Contra esses problemas, Fossey muitas vezes tomou atitudes extremas e agressivas, especialmente após a morte de Digit. Segundo relatos, ela chegou a roubar e a matar o gado de criadores locais, incendiar casas, fazer ameaças de bruxaria, sequestrar crianças e até mesmo a torturar física e psicologicamente nativos suspeitos de colaborar com o tráfico de gorilas. Além disso, criticava duramente as autoridades locais pelas falhas na proteção das reservas florestais onde viviam os animais.
Com isso, ela acumulou diversos inimigos. "Fossey também foi uma alcoólatra racista que via os ‘seus’ gorilas como melhores que os africanos que viviam perto deles", disse o jornalista Tunku Varadarajan, em um artigo no jornal "The Wall Street Journal, em 2002, sobre a pesquisadora.
Em 1980, Fossey se mudou para os Estados Unidos, onde lecionou como professora universitária e organizou o livro “Gorillas in the Mist” (sem tradução para o português, de 1983), que mais tarde foi adaptado para o cinema, com Sigourney Weaver como protagonista. No Brasil, o filme ganhou o título de “Nas Montanhas dos Gorilas”.
Em 1985, pouco depois de ter voltado a Ruanda para realizar mais pesquisas, Fossey foi encontrada morta em sua cabana no Karisoke, com marcas de golpes de machado na cabeça e no rosto. O caso nunca chegou a ser solucionado, mas suspeita-se que importantes autoridades do país tenham encomendado o crime.
Apesar de controversas, as atitudes de Fossey foram essenciais para a proteção dos gorilas das montanhas. Ela criou um fundo, em 1978, em homenagem a Digit (Digit Fund, rebatizado em 1992 como Dian Fossey Gorilla Fund International), para preservar e proteger os gorilas em seu habitat natural. Com ele, recolheu doações e conquistou apoio político para aumentar o patrulhamento de reservas que abrigavam os animais.
O fundo ainda está em operação, assim como o centro de pesquisas Karisoke, dirigido desde 2012 pelo pesquisador ruandês Felix Ndagijimana. Também o ecoturismo é atualmente um aliado na conservação dos gorilas das montanhas e na provisão de recursos à população local.
Não existem censos confiáveis sobre os gorilas das montanhas. No entanto, acredita-se que hoje sua população gire em torno de 600 a 900 indivíduos. O Dian Fossey Gorilla Fund International estima que, graças ao trabalho e legado da primatóloga, a população dos gorilas das montanhas no Virunga tenha aumentado em mais de 45% desde 1989.
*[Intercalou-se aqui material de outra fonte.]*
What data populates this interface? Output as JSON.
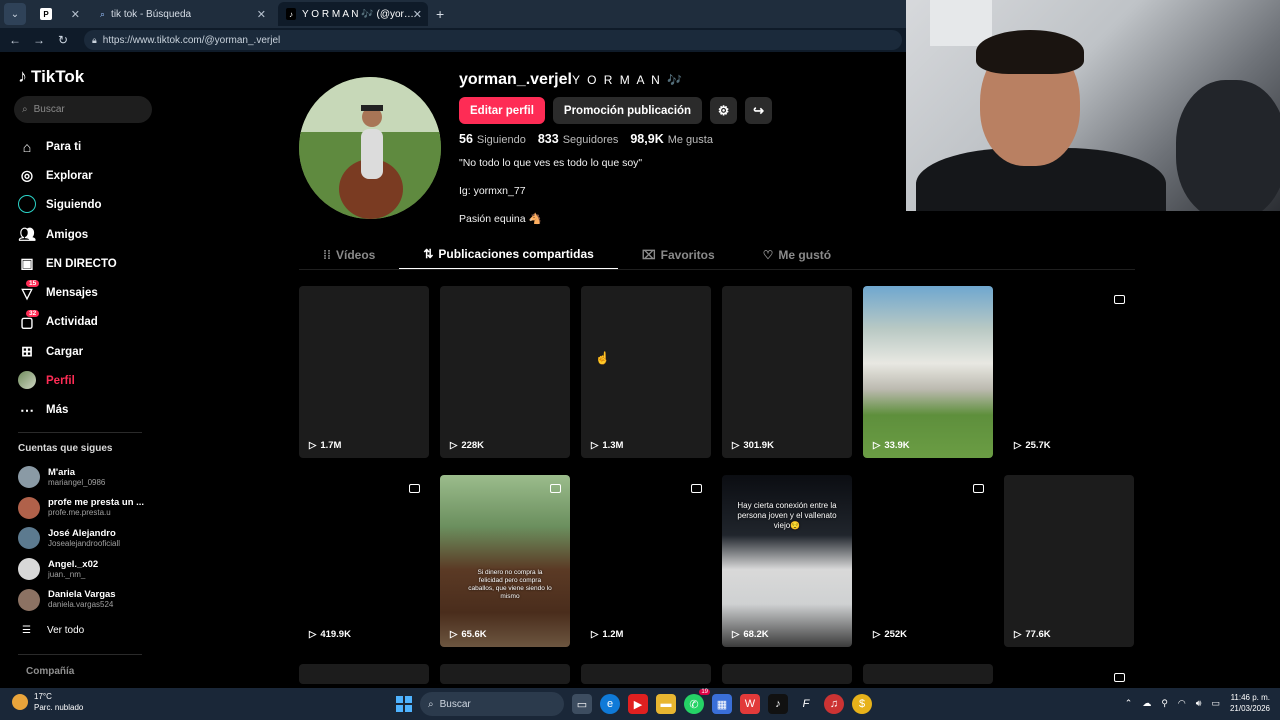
{
  "browser": {
    "tabs": [
      {
        "label": "",
        "favicon": "P",
        "active": false
      },
      {
        "label": "tik tok - Búsqueda",
        "favicon": "search",
        "active": false
      },
      {
        "label": "Y O R M A N 🎶 (@yorman_.verjel)",
        "favicon": "tiktok",
        "active": true
      }
    ],
    "new_tab": "+",
    "url": "https://www.tiktok.com/@yorman_.verjel"
  },
  "sidebar": {
    "brand": "TikTok",
    "search_placeholder": "Buscar",
    "nav": [
      {
        "label": "Para ti",
        "icon": "home-icon"
      },
      {
        "label": "Explorar",
        "icon": "compass-icon"
      },
      {
        "label": "Siguiendo",
        "icon": "following-icon"
      },
      {
        "label": "Amigos",
        "icon": "friends-icon"
      },
      {
        "label": "EN DIRECTO",
        "icon": "live-icon"
      },
      {
        "label": "Mensajes",
        "icon": "messages-icon",
        "badge": "15"
      },
      {
        "label": "Actividad",
        "icon": "activity-icon",
        "badge": "32"
      },
      {
        "label": "Cargar",
        "icon": "upload-icon"
      },
      {
        "label": "Perfil",
        "icon": "profile-avatar-icon",
        "active": true
      },
      {
        "label": "Más",
        "icon": "more-icon"
      }
    ],
    "following_title": "Cuentas que sigues",
    "following": [
      {
        "name": "M'aria",
        "user": "mariangel_0986"
      },
      {
        "name": "profe me presta un ...",
        "user": "profe.me.presta.u"
      },
      {
        "name": "José Alejandro",
        "user": "Josealejandrooficiall"
      },
      {
        "name": "Angel._x02",
        "user": "juan._nm_"
      },
      {
        "name": "Daniela Vargas",
        "user": "daniela.vargas524"
      }
    ],
    "see_all": "Ver todo",
    "company": "Compañía"
  },
  "profile": {
    "username": "yorman_.verjel",
    "nickname": "Y O R M A N 🎶",
    "edit_button": "Editar perfil",
    "promote_button": "Promoción publicación",
    "following_count": "56",
    "following_label": "Siguiendo",
    "followers_count": "833",
    "followers_label": "Seguidores",
    "likes_count": "98,9K",
    "likes_label": "Me gusta",
    "bio": [
      "\"No todo lo que ves es todo lo que soy\"",
      "Ig: yormxn_77",
      "Pasión equina 🐴"
    ]
  },
  "tabs": [
    {
      "label": "Vídeos",
      "icon": "grid-icon",
      "active": false
    },
    {
      "label": "Publicaciones compartidas",
      "icon": "repost-icon",
      "active": true
    },
    {
      "label": "Favoritos",
      "icon": "bookmark-icon",
      "active": false
    },
    {
      "label": "Me gustó",
      "icon": "heart-icon",
      "active": false
    }
  ],
  "posts": [
    {
      "views": "1.7M",
      "style": "dark",
      "photo": false
    },
    {
      "views": "228K",
      "style": "dark",
      "photo": false
    },
    {
      "views": "1.3M",
      "style": "dark",
      "photo": false
    },
    {
      "views": "301.9K",
      "style": "dark",
      "photo": false
    },
    {
      "views": "33.9K",
      "style": "car",
      "photo": false
    },
    {
      "views": "25.7K",
      "style": "black",
      "photo": true
    },
    {
      "views": "419.9K",
      "style": "black",
      "photo": true
    },
    {
      "views": "65.6K",
      "style": "horse",
      "photo": true,
      "caption": "Si dinero no compra la felicidad pero compra caballos, que viene siendo lo mismo"
    },
    {
      "views": "1.2M",
      "style": "black",
      "photo": true
    },
    {
      "views": "68.2K",
      "style": "truck",
      "photo": false,
      "caption": "Hay cierta conexión entre la persona joven y el vallenato viejo😌"
    },
    {
      "views": "252K",
      "style": "black",
      "photo": true
    },
    {
      "views": "77.6K",
      "style": "dark",
      "photo": false
    }
  ],
  "taskbar": {
    "temperature": "17°C",
    "weather": "Parc. nublado",
    "search": "Buscar",
    "time": "11:46 p. m.",
    "date": "21/03/2026",
    "badge": "19"
  }
}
Muitas das ameaças que os gorilas enfrentavam na época de Fossey ainda existem. Hoje, no entanto, há ainda aquelas decorrentes da exploração ilegal de recursos naturais na região. Recentemente, o documentário “Virunga” denunciou as ações da multinacional britânica Soco para a exploração de petróleo no território das montanhas Virunga pertencentes ao Congo.
Mesmo trinta anos após a morte de Fossey, os gorilas das montanhas ainda enfrentam sérios riscos.